Although anatomical imaging modalities such as CT, MRI, and ultrasonography are conventionally used to identify infective and inflammatory processes, ¹⁸F-FDG PET/CT imaging provides additional advantages like identifying unsuspected sites of occult infection elsewhere by way of whole body screening (with no additional radiation exposure), high sensitivity, no interpretational difficulties due to metallic hardware implanted in patient, and absence of adverse reactions. FDG being a simple glucose molecule is trapped by malignant and inflammatory cells alike making it a challenging task for interpretation by eye balling alone. Higher the FDG uptake more active is the infection; or more aggressive the malignancy. An additional technique known as Dual-time-point imaging is used to differentiate malignant and inflammatory pathologies which is crucial for diagnosis and optimizing patient management. A semiquantitative index known as standardized uptake value (SUV) is obtained which serves as a measure of glucose uptake. It is seen that inflammatory lesions tend to maintain a stable or reduced SUV over time as the intracellular FDG uptake either remains unaltered or slowly gets washed away; while malignant lesions show a higher retention of FDG in actively dividing cells thus exhibiting a higher SUV at 2 hours delayed imaging. This specialised semiquantitative imaging technique indirectly helps in interpreting whether a lesion is inflammed or malignant in certain confounding situations.

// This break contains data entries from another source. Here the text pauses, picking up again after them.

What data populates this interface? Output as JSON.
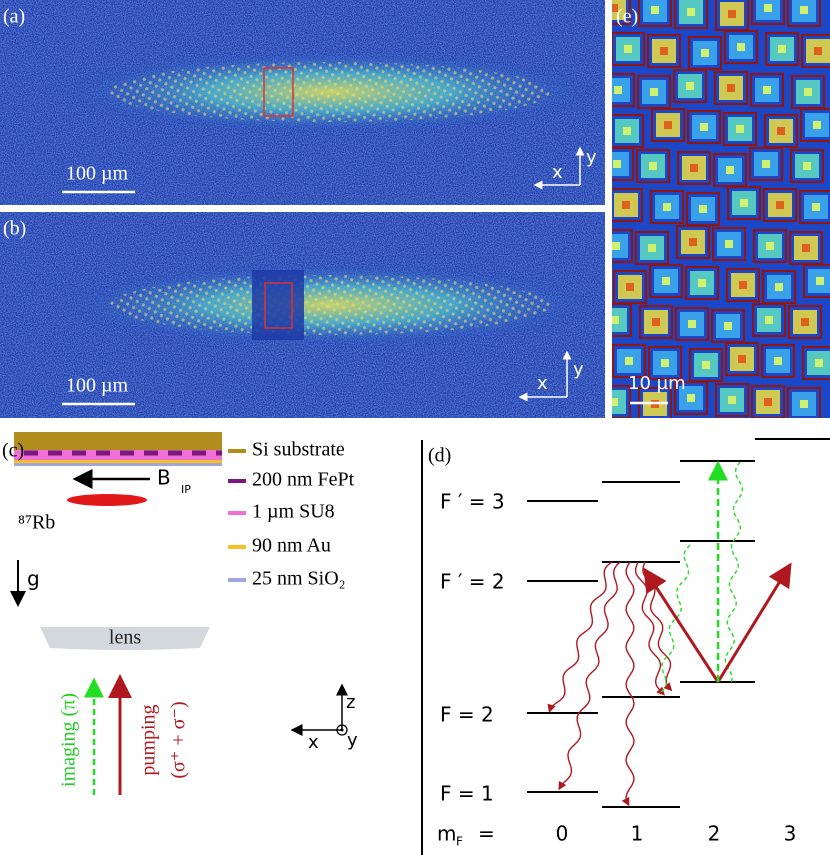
{
  "panel_a": {
    "label": "(a)",
    "scale_bar": "100 µm",
    "axis_x": "x",
    "axis_y": "y"
  },
  "panel_b": {
    "label": "(b)",
    "scale_bar": "100 µm",
    "axis_x": "x",
    "axis_y": "y"
  },
  "panel_e": {
    "label": "(e)",
    "scale_bar": "10 µm"
  },
  "panel_c": {
    "label": "(c)",
    "layers": [
      "Si substrate",
      "200 nm FePt",
      "1 µm SU8",
      "90 nm Au",
      "25 nm SiO₂"
    ],
    "field": "B",
    "field_sub": "IP",
    "atom": "⁸⁷Rb",
    "gravity": "g",
    "lens": "lens",
    "imaging": "imaging (π)",
    "pumping": "pumping",
    "pumping_pol": "(σ⁺ + σ⁻)",
    "axis_z": "z",
    "axis_x": "x",
    "axis_y": "y"
  },
  "panel_d": {
    "label": "(d)",
    "levels": [
      "F ′ = 3",
      "F ′ = 2",
      "F  = 2",
      "F  = 1"
    ],
    "mf_label": "m",
    "mf_sub": "F",
    "mf_eq": "=",
    "mf_values": [
      "0",
      "1",
      "2",
      "3"
    ]
  }
}
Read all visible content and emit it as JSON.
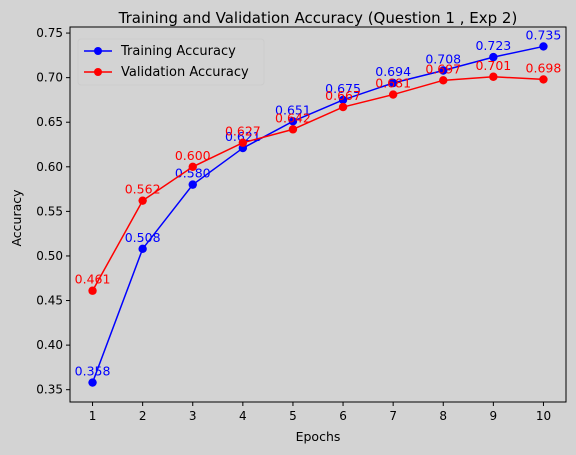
{
  "chart_data": {
    "type": "line",
    "title": "Training and Validation Accuracy (Question 1 , Exp 2)",
    "xlabel": "Epochs",
    "ylabel": "Accuracy",
    "x": [
      1,
      2,
      3,
      4,
      5,
      6,
      7,
      8,
      9,
      10
    ],
    "xlim": [
      0.55,
      10.45
    ],
    "ylim": [
      0.3362,
      0.7568
    ],
    "xticks": [
      "1",
      "2",
      "3",
      "4",
      "5",
      "6",
      "7",
      "8",
      "9",
      "10"
    ],
    "yticks": [
      "0.35",
      "0.40",
      "0.45",
      "0.50",
      "0.55",
      "0.60",
      "0.65",
      "0.70",
      "0.75"
    ],
    "grid": false,
    "legend_position": "top-left",
    "series": [
      {
        "name": "Training Accuracy",
        "color": "#0000ff",
        "marker": "circle",
        "values": [
          0.358,
          0.508,
          0.58,
          0.621,
          0.651,
          0.675,
          0.694,
          0.708,
          0.723,
          0.735
        ],
        "labels": [
          "0.358",
          "0.508",
          "0.580",
          "0.621",
          "0.651",
          "0.675",
          "0.694",
          "0.708",
          "0.723",
          "0.735"
        ]
      },
      {
        "name": "Validation Accuracy",
        "color": "#ff0000",
        "marker": "circle",
        "values": [
          0.461,
          0.562,
          0.6,
          0.627,
          0.642,
          0.667,
          0.681,
          0.697,
          0.701,
          0.698
        ],
        "labels": [
          "0.461",
          "0.562",
          "0.600",
          "0.627",
          "0.642",
          "0.667",
          "0.681",
          "0.697",
          "0.701",
          "0.698"
        ]
      }
    ]
  }
}
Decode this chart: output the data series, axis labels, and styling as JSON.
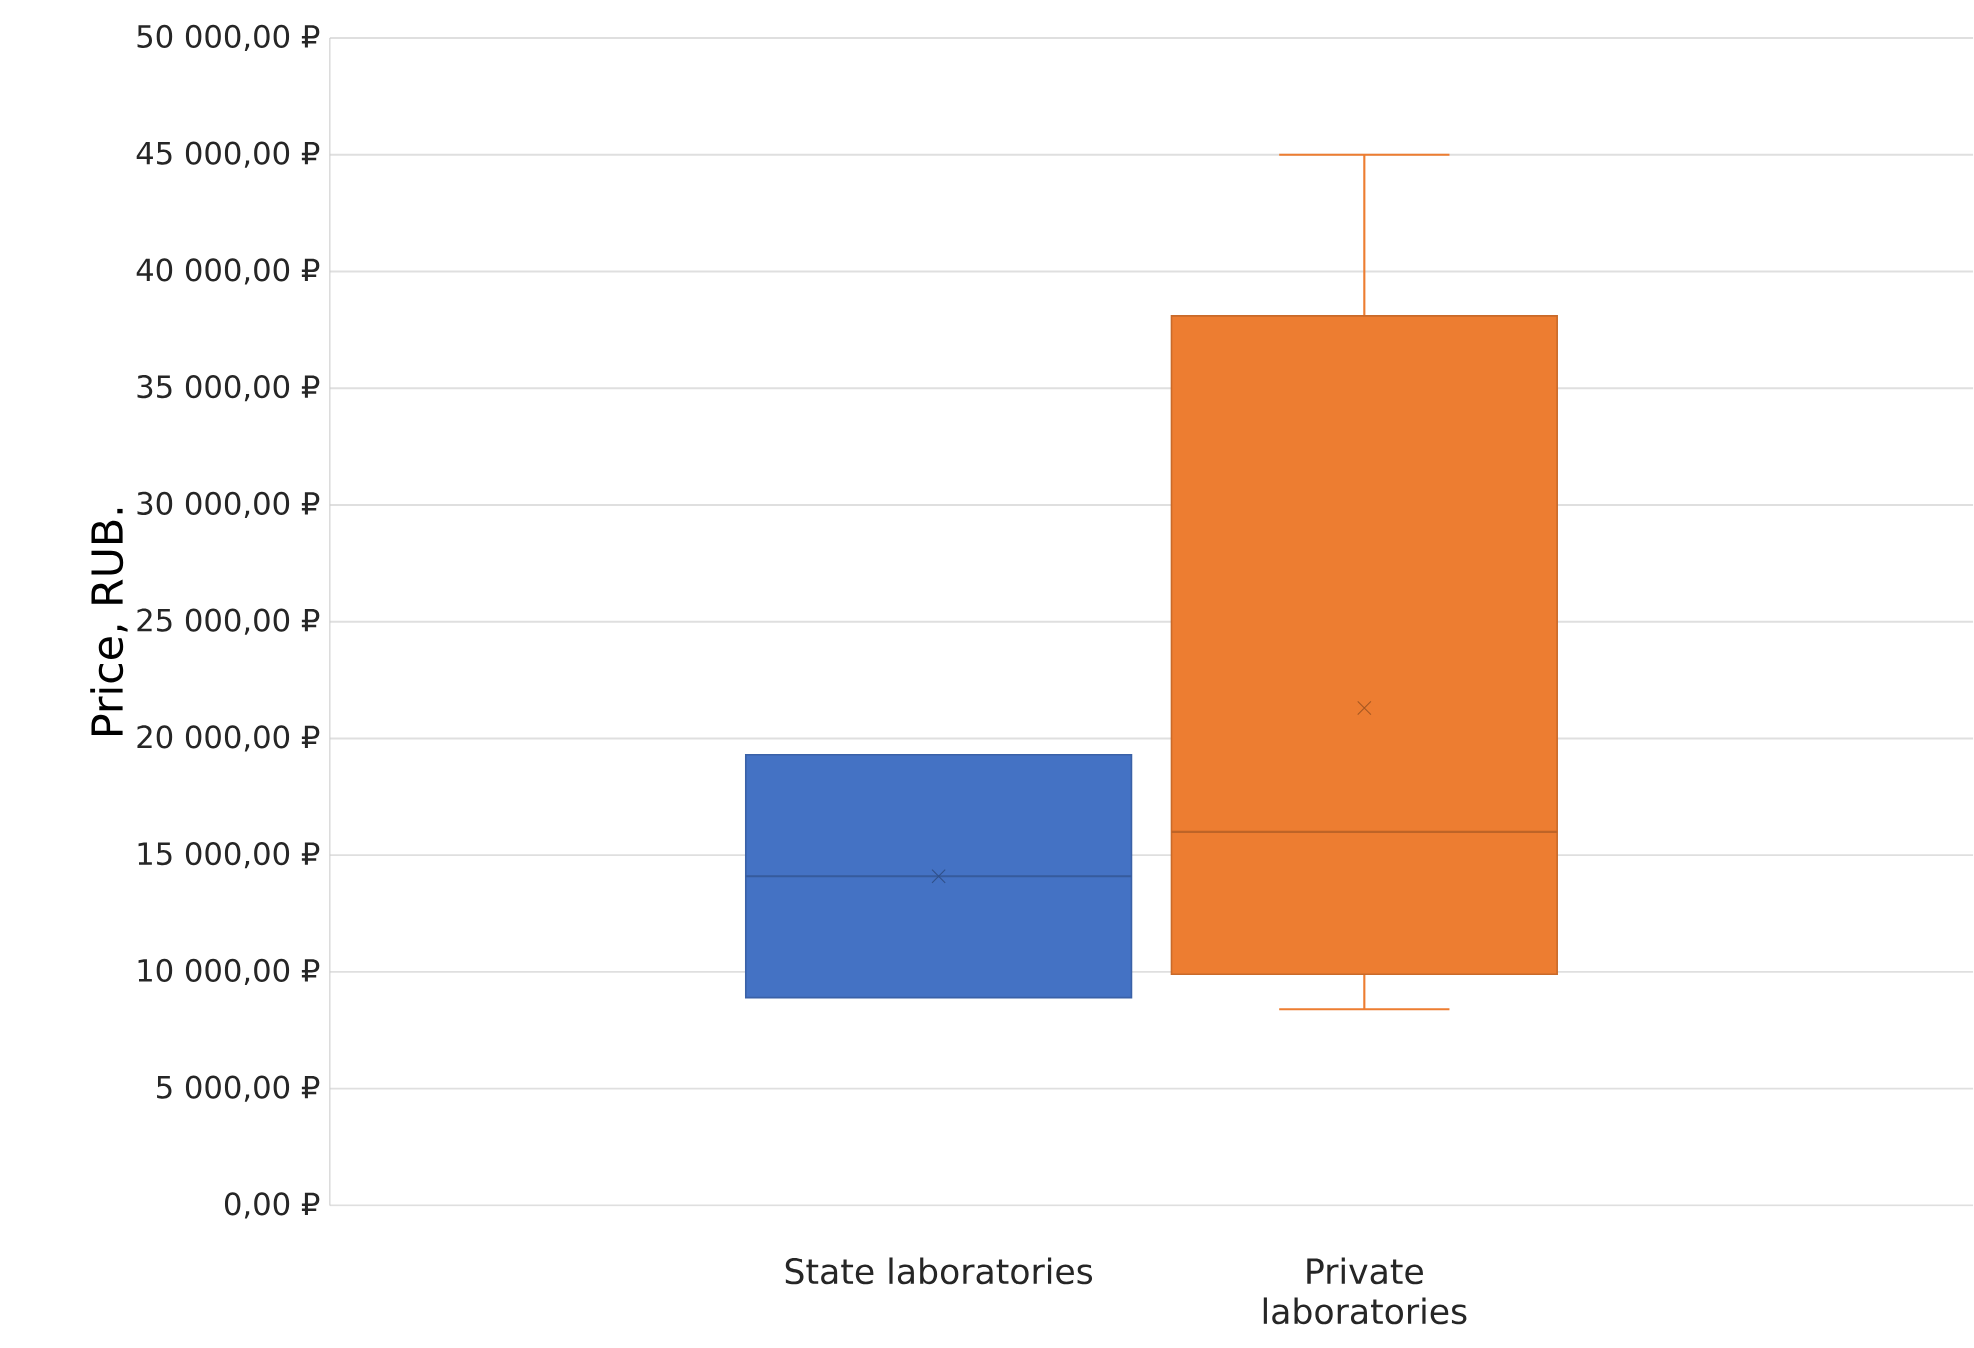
{
  "chart_data": {
    "type": "box",
    "ylabel": "Price, RUB.",
    "categories": [
      "State laboratories",
      "Private laboratories"
    ],
    "boxes": [
      {
        "low": 8900,
        "q1": 8900,
        "median": 14100,
        "q3": 19300,
        "high": 19300,
        "mean": 14100
      },
      {
        "low": 8400,
        "q1": 9900,
        "median": 16000,
        "q3": 38100,
        "high": 45000,
        "mean": 21300
      }
    ],
    "colors": [
      "#4472c4",
      "#ed7d31"
    ],
    "ylim": [
      0,
      50000
    ],
    "yticks": [
      {
        "value": 0,
        "label": "0,00 ₽"
      },
      {
        "value": 5000,
        "label": "5 000,00 ₽"
      },
      {
        "value": 10000,
        "label": "10 000,00 ₽"
      },
      {
        "value": 15000,
        "label": "15 000,00 ₽"
      },
      {
        "value": 20000,
        "label": "20 000,00 ₽"
      },
      {
        "value": 25000,
        "label": "25 000,00 ₽"
      },
      {
        "value": 30000,
        "label": "30 000,00 ₽"
      },
      {
        "value": 35000,
        "label": "35 000,00 ₽"
      },
      {
        "value": 40000,
        "label": "40 000,00 ₽"
      },
      {
        "value": 45000,
        "label": "45 000,00 ₽"
      },
      {
        "value": 50000,
        "label": "50 000,00 ₽"
      }
    ],
    "grid": "y"
  }
}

¹⁸F-FDG PET/CT and dual time - point maging were crucial in identifying lung primary, metastatic deposits and coexisting extrapulmonary bilateral renal tuberculosis in our patient. Identifying extrapulmonary tuberculosis in a relatively rare site (kidneys) is crucial as management from malignancy differs. This imaging technique can also be used to monitor response to antituberculous therapy. Diagnosis of extrapulmonary TB can be elusive, necessitating a high index of suspicion. To conclude ¹⁸F FDG PET/CT is popular in the evaluation and followup of infective etiologies because of its favourable kinetics like relative long half life (110 min), high production yield, transportability to distant centres and most importantly high sensitivity as the degree of FDG uptake is directly related to the severity of infection. And dual time point technique adds an extra edge to enhance the specificity in diagnosing infections.